The $1 trillion artificial intelligence (AI) market promises a revolution in business and technology, but its rapid growth could face significant threats, including supply chain overload and energy challenges. IT-World examines the key risks and prospects.
Last week, Alphabet CEO Sundar Pichai stated, “The risk of under-investing far outweighs the risk of over-investing.” And he wasn’t joking: Alphabet alone plans to increase capital expenditures by 50% this year, up to $48 billion, with most of that going toward AI equipment.
Analysts at New Street Research estimated that Alphabet, Amazon, Meta, and Microsoft together will spend $104 billion on building AI data centers this year. Including the expenses of smaller tech companies and other industries, total investments in AI data centers from 2024 to 2027 could reach $1.4 trillion. However, such massive spending is causing concern among shareholders. The day after Alphabet announced its results, the Nasdaq index dropped by 4%—the largest one-day decline since October 2022. Microsoft also announced plans to increase spending on AI infrastructure, which already led to a decrease in the corporation’s stock value. Analysts are now waiting for Amazon’s results to gauge the state of its AI business.
Meanwhile, tech giants continue to ramp up investments, benefiting numerous suppliers. Nvidia, a chip manufacturer for AI, briefly became the world’s most valuable company. But the AI supply chain is much broader, involving hundreds of companies—from Taiwanese server manufacturers to Swiss engineering firms and American utility companies. Half of all AI investments are directed at chip manufacturers, with Nvidia being the main beneficiary. The rest is spent on equipment that supports chip operations—from networking gear to cooling systems. In 2023, the average stock price of companies in this sector increased by 103%, compared to a 42% increase in the S&P 500 index. Expected sales for 2025 have also risen by an average of 14%, compared to 1% for other S&P 500 companies.
The greatest successes have been recorded by chip and server manufacturers. Nvidia expects to sell $105 billion worth of chips and related equipment this year, double the amount from the previous fiscal year. AMD, Nvidia’s closest competitor, is likely to sell around $12 billion worth of chips for data centers, up from $7 billion previously. Broadcom reported a 280% year-over-year increase in quarterly AI revenue, reaching $3.1 billion.

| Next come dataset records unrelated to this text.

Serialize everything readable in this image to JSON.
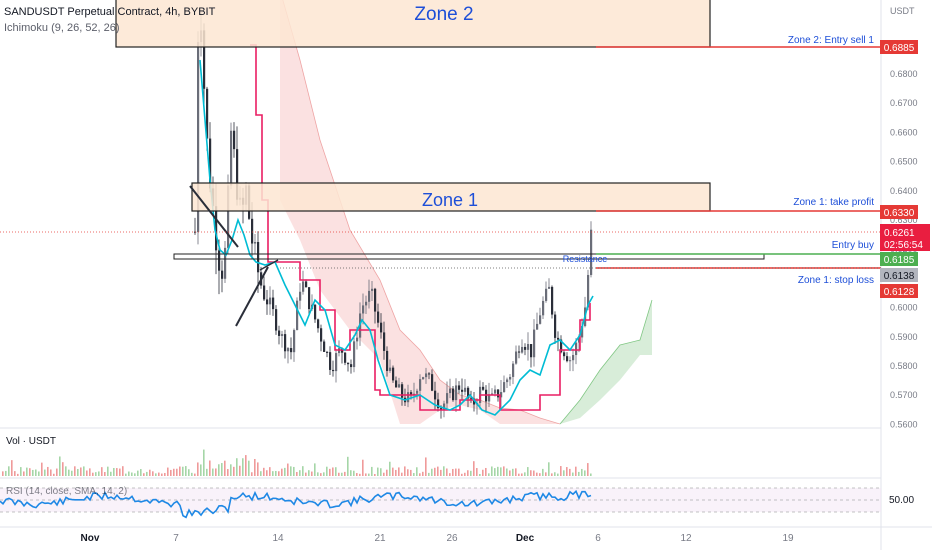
{
  "header": {
    "title": "SANDUSDT Perpetual Contract, 4h, BYBIT",
    "indicator": "Ichimoku (9, 26, 52, 26)"
  },
  "price_axis": {
    "currency": "USDT",
    "ticks": [
      "0.6800",
      "0.6700",
      "0.6600",
      "0.6500",
      "0.6400",
      "0.6300",
      "0.6200",
      "0.6100",
      "0.6000",
      "0.5900",
      "0.5800",
      "0.5700",
      "0.5600"
    ],
    "labels": {
      "zone2_entry": "0.6885",
      "zone1_tp": "0.6330",
      "last_price": "0.6261",
      "countdown": "02:56:54",
      "entry_buy": "0.6185",
      "dotted": "0.6138",
      "stop_loss": "0.6128"
    }
  },
  "annotations": {
    "zone2": "Zone 2",
    "zone1": "Zone 1",
    "zone2_entry": "Zone 2: Entry sell 1",
    "zone1_tp": "Zone 1: take profit",
    "entry_buy": "Entry buy",
    "stop_loss": "Zone 1: stop loss",
    "resistance": "Resistance"
  },
  "volume_pane": {
    "label": "Vol · USDT"
  },
  "rsi_pane": {
    "label": "RSI (14, close, SMA, 14, 2)",
    "level": "50.00"
  },
  "time_axis": {
    "labels": [
      "Nov",
      "7",
      "14",
      "21",
      "26",
      "Dec",
      "6",
      "12",
      "19"
    ]
  },
  "colors": {
    "bullish": "#6a6d78",
    "bearish": "#2a2e39",
    "conversion": "#00bcd4",
    "base": "#e91e63",
    "cloud_bear": "#f8c8c8",
    "cloud_bull": "#c8e6c9",
    "zone_fill": "#fde6d2",
    "red_line": "#e53935",
    "green_line": "#4caf50",
    "blue_text": "#1e4fd8"
  }
}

Server manufacturers are also seeing revenue growth. Dell and Hewlett Packard Enterprise reported that sales of AI servers doubled in the last quarter. Taiwanese manufacturer Foxconn, which assembles iPhones for Apple, also reported a threefold increase in AI sales over the past year.
However, alongside the growth in investments, there are threats to the supply chain. One problem is the high dependence on Nvidia. The future sales of many companies hinge on meeting the demands of this leading chip manufacturer. Another threat is bottlenecks in supplies, particularly in the area of energy. Bernstein’s analysis shows that if AI usage by 2030 reaches levels comparable to current Google Search usage, it could increase energy consumption in the U.S. alone by up to 7% annually.
Companies are already taking steps to address these issues by offering autonomous power sources. In March, Talen Energy sold Amazon a data center connected to a nuclear power plant for $650 million. CoreWeave, a small cloud AI provider, struck a deal with Bloom Energy to produce on-site energy. However, the most serious threat to the AI supply chain could be a decrease in demand. In June, Goldman Sachs and Sequoia published reports questioning the benefits of current generative AI tools. If AI profits remain modest, tech giants may cut capital expenditures, leaving the supply chain vulnerable.
AI continues to attract significant investment, promising revolutionary changes in the economy and business. However, the rapidly growing supply chain faces risks of overload, dependence on key suppliers, and energy challenges. The stakes for companies in the AI supply chain are rising, and questions about their resilience to potential market shifts remain open.